She nodded, standing stiffly in his embrace, feeling a world away. He had said that a raven would peck at her heart if she married Gaius, and she had thought it only a poetic way of speaking. But now she realized that he had spoken sober truth, for the pain in her heart was as sharp as if indeed a raven’s beak were stabbing her.
Feeling her resistance, her father said irritably, "Your mother spoke truth when she said you were too long unmarried. This winter I will seek out a husband for you, one of our own.”
Eilan tore herself from his arms, her eyes blazing. "I have no choice but to obey you,” she said bitterly, "but if I am not to marry at my own will, I will marry no man upon the face of this earth.”
"As you will,” he said bitterly. "I will never seek to force you. But Senara I will pledge before she binds on her maiden’s girdle. I will not have this sort of struggle with a daughter again!”
The rain continued to fall for many days, swelling rivers and streams and drowning fields, roads and paths. It was very near the time when Mairi should be delivered, and still her husband’s fate was unknown. She had admitted that she would perhaps have done better to remain under her father’s roof until her child was delivered, but in such weather it would have been more risky for her to travel than to stay at home. It was Eilan, therefore, who traveled to her sister’s steading, escorted by two of her father’s men.

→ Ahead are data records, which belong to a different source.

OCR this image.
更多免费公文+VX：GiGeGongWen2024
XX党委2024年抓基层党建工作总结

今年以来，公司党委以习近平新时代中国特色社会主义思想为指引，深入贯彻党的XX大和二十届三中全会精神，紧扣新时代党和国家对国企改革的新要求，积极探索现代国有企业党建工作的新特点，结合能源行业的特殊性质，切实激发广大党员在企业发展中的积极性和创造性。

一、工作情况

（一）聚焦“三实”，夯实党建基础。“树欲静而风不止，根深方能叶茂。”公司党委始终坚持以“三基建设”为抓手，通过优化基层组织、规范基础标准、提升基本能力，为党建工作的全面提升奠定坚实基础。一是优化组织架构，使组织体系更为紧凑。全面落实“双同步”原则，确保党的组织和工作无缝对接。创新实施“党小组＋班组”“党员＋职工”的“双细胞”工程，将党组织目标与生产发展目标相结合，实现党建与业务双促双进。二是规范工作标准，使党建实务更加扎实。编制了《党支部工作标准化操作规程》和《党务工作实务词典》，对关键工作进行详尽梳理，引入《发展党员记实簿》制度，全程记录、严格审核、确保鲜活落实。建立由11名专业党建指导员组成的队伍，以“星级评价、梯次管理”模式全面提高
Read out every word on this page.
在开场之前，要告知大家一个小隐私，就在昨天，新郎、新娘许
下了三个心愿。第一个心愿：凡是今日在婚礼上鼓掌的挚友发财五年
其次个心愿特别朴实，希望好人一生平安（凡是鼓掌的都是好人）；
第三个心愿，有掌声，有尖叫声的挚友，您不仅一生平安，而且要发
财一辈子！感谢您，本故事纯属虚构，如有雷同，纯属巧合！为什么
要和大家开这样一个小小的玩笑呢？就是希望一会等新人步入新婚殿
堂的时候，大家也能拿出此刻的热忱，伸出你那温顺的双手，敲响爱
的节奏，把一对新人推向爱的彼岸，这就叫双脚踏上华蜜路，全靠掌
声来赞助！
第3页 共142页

Although she still wept at night when she thought of Gaius, Eilan found herself glad that she had come. She was useful here; her sister needed someone to talk to, and her little nephew was fretful and confused because his mother had ceased to suckle him and his father had disappeared. Mairi was too clumsy now to pay him much heed; but Eilan had the patience to sit for hours feeding him with a horn spoon, and he recovered some of his laughter when she played with him.
As the rain continued to fall, there were times when Eilan wondered if she would be left alone to deliver her sister’s second child. But Mairi had arranged for a priestess to come. "All the women of the Forest House are trained in such matters, Sister,” Mairi told her, rubbing her back which ached constantly now. "You’ve no need to fear.” It was the evening of her fourth day with her sister, and Eilan was beginning to feel at home.
"Wouldn’t it be wonderful if they were to send Dieda to us?”
"She is new come to the Forest House and may not go outside during her first year. They have promised to send one of Lhiannon’s attendants, a woman of Hibernia called Caillean.” She spoke so dryly that Eilan wondered if Mairi disliked the woman, but thought it better not to ask.
Three days later, Caillean herself arrived: a tall woman, bundled in shawls and scarves that left only her eyes and heavy dark hair visible. Against the blackness of her hair and brows her skin looked milk-pale, but her eyes were blue. As she unwrapped herself, a shift in the wind brought gusts of smoke from the hearth, and the priestess began to cough. Eilan hurried to fill a mug of ale and offered it to her silently.
The priestess said in a low voice, "I thank you, child, but I am not allowed; if I might have some water…”
"Of course,” Eilan murmured, blushing, and hastened to fill a drinking cup at the cask by the door. "Or I could draw it freshly from the well—”
"No, this will do very well,” the priestess said, taking the cup from her hand and draining it. "I thank you. But who is the woman with child? You are not much more than a child yourself.”
"It is Mairi who is having the baby,” Eilan murmured. "I am Eilan, Bendeigid’s middle daughter. And there is another, Senara, who is only nine.”
"My name is Caillean.”
"I saw you at Beltane, but I did not know your name. I thought surely that Lhiannon’s assistant would be—” She stopped bashfully.
Caillean completed the sentence. "Older? More dignified? I have been with Lhiannon since she brought me from the western shores of Eriu. I was four-and-ten or thereabouts when we came to the Forest House, and I have been there now for sixteen years.”